Statistical Methods in Finance 2023

December 19 to 23, 2023


                                




Abstract

Non Parametric Estimation Of Parameters In Different Safety First Criteria

By Tushar Kanti Powdel
Tezpur University, India

Abstract
The safety first criteria are well known risk management strategies used in finance. The safety first criteria proposed by Roy[32], Kataoka[24] and Telser[37] depend on the unknown return distribution. Dutta and Powdel[15] have shown that the distribution of long term returns(in logarithmic scale) can be well approximated by normal distribution.
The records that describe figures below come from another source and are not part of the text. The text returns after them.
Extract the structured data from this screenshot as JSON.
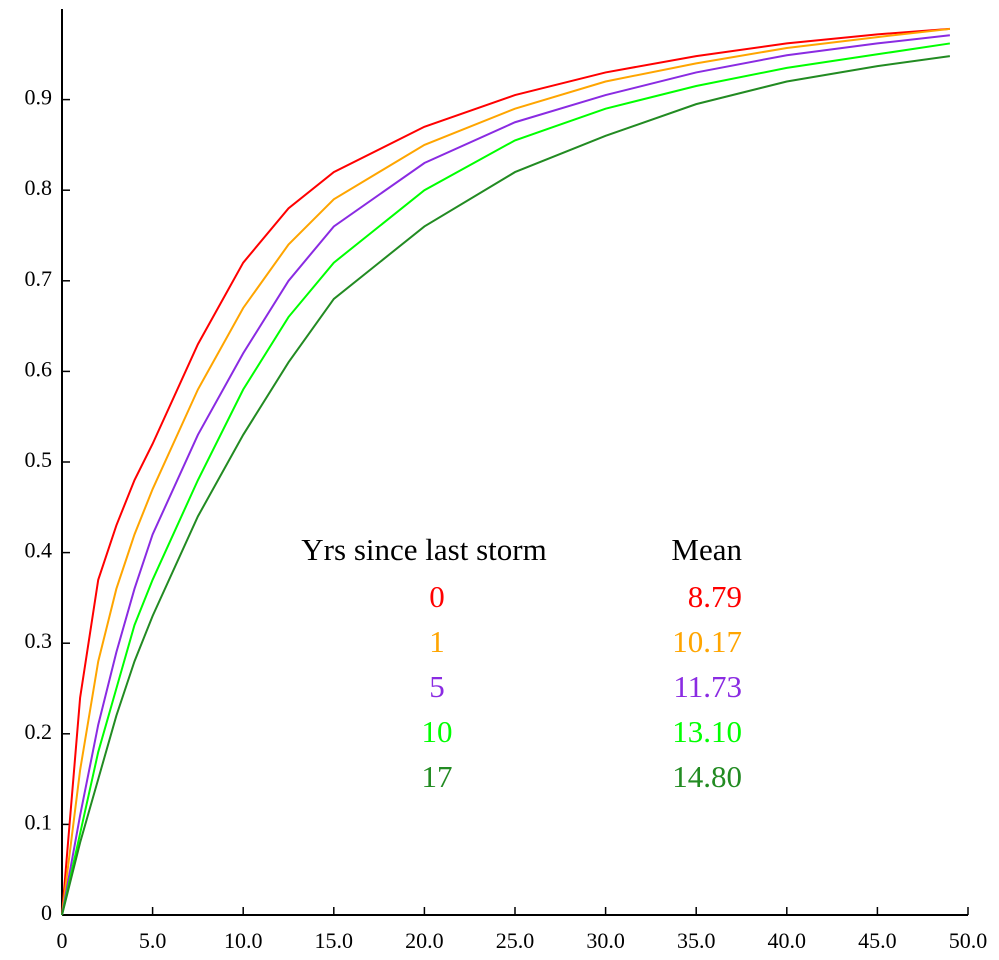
{
  "chart_data": {
    "type": "line",
    "x": [
      0,
      1,
      2,
      3,
      4,
      5,
      7.5,
      10,
      12.5,
      15,
      20,
      25,
      30,
      35,
      40,
      45,
      49
    ],
    "series": [
      {
        "name": "0",
        "mean": "8.79",
        "color": "#ff0000",
        "values": [
          0,
          0.24,
          0.37,
          0.43,
          0.48,
          0.52,
          0.63,
          0.72,
          0.78,
          0.82,
          0.87,
          0.905,
          0.93,
          0.948,
          0.962,
          0.972,
          0.978
        ]
      },
      {
        "name": "1",
        "mean": "10.17",
        "color": "#ffa500",
        "values": [
          0,
          0.16,
          0.28,
          0.36,
          0.42,
          0.47,
          0.58,
          0.67,
          0.74,
          0.79,
          0.85,
          0.89,
          0.92,
          0.94,
          0.957,
          0.969,
          0.978
        ]
      },
      {
        "name": "5",
        "mean": "11.73",
        "color": "#8a2be2",
        "values": [
          0,
          0.11,
          0.21,
          0.29,
          0.36,
          0.42,
          0.53,
          0.62,
          0.7,
          0.76,
          0.83,
          0.875,
          0.905,
          0.93,
          0.949,
          0.962,
          0.971
        ]
      },
      {
        "name": "10",
        "mean": "13.10",
        "color": "#00ff00",
        "values": [
          0,
          0.09,
          0.18,
          0.25,
          0.32,
          0.37,
          0.48,
          0.58,
          0.66,
          0.72,
          0.8,
          0.855,
          0.89,
          0.915,
          0.935,
          0.95,
          0.962
        ]
      },
      {
        "name": "17",
        "mean": "14.80",
        "color": "#228b22",
        "values": [
          0,
          0.08,
          0.15,
          0.22,
          0.28,
          0.33,
          0.44,
          0.53,
          0.61,
          0.68,
          0.76,
          0.82,
          0.86,
          0.895,
          0.92,
          0.937,
          0.948
        ]
      }
    ],
    "legend_title": "Yrs since last storm",
    "legend_value_title": "Mean",
    "xlim": [
      0,
      50
    ],
    "ylim": [
      0,
      1
    ],
    "xticks": [
      0,
      {
        "value": 5,
        "label": "5.0"
      },
      {
        "value": 10,
        "label": "10.0"
      },
      {
        "value": 15,
        "label": "15.0"
      },
      {
        "value": 20,
        "label": "20.0"
      },
      {
        "value": 25,
        "label": "25.0"
      },
      {
        "value": 30,
        "label": "30.0"
      },
      {
        "value": 35,
        "label": "35.0"
      },
      {
        "value": 40,
        "label": "40.0"
      },
      {
        "value": 45,
        "label": "45.0"
      },
      {
        "value": 50,
        "label": "50.0"
      }
    ],
    "yticks": [
      0,
      0.1,
      0.2,
      0.3,
      0.4,
      0.5,
      0.6,
      0.7,
      0.8,
      0.9
    ]
  }
}
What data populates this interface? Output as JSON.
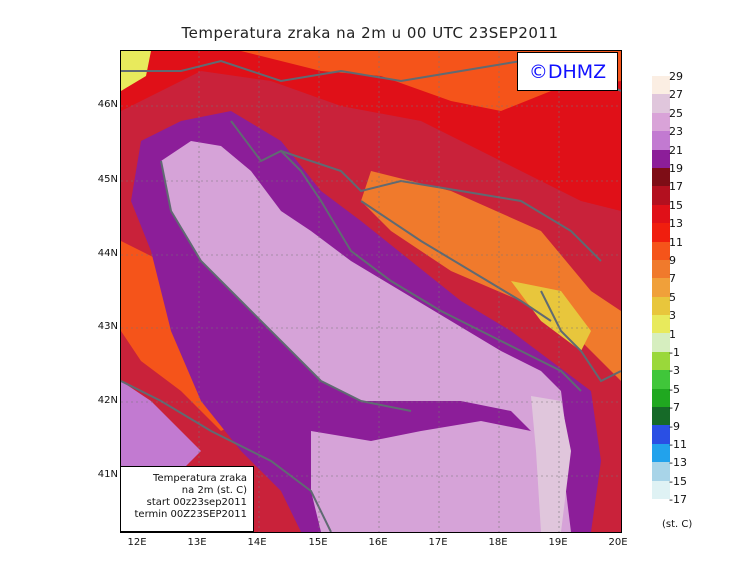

But Cont[10] reported that the distribution of short term returns seem to be heavy tailed and negatively skewed. Therefore, the normal distribution is not an appropriate model for the distribution of short term return in logarithmic scale. Using Monte Carlo (MC) simulations we compare the mean squared errors of different safety first criteria estimators for short term return data generated by a number of time series models. The MC simulations results suggest that the safety first criteria estimators obtained using empirical distribution function and sample quantile are not significantly improved by using other parametric or non parametric estimators of distribution function or quantiles of short term return distribution. For short term period we estimate the safety first criteria using empirical distribution function and sample quantile based on short term return data. We compare the safety first criteria for short and long term for six different assets/portfolios based on real data from April 2015 to March 2023. NIFTY 50 appears to be safer than Nasdaq, Bitcoin, Russell 2000, S&P 500 and Dow Jones Industrial Average based on all the three safety first criteria for both short term and long term.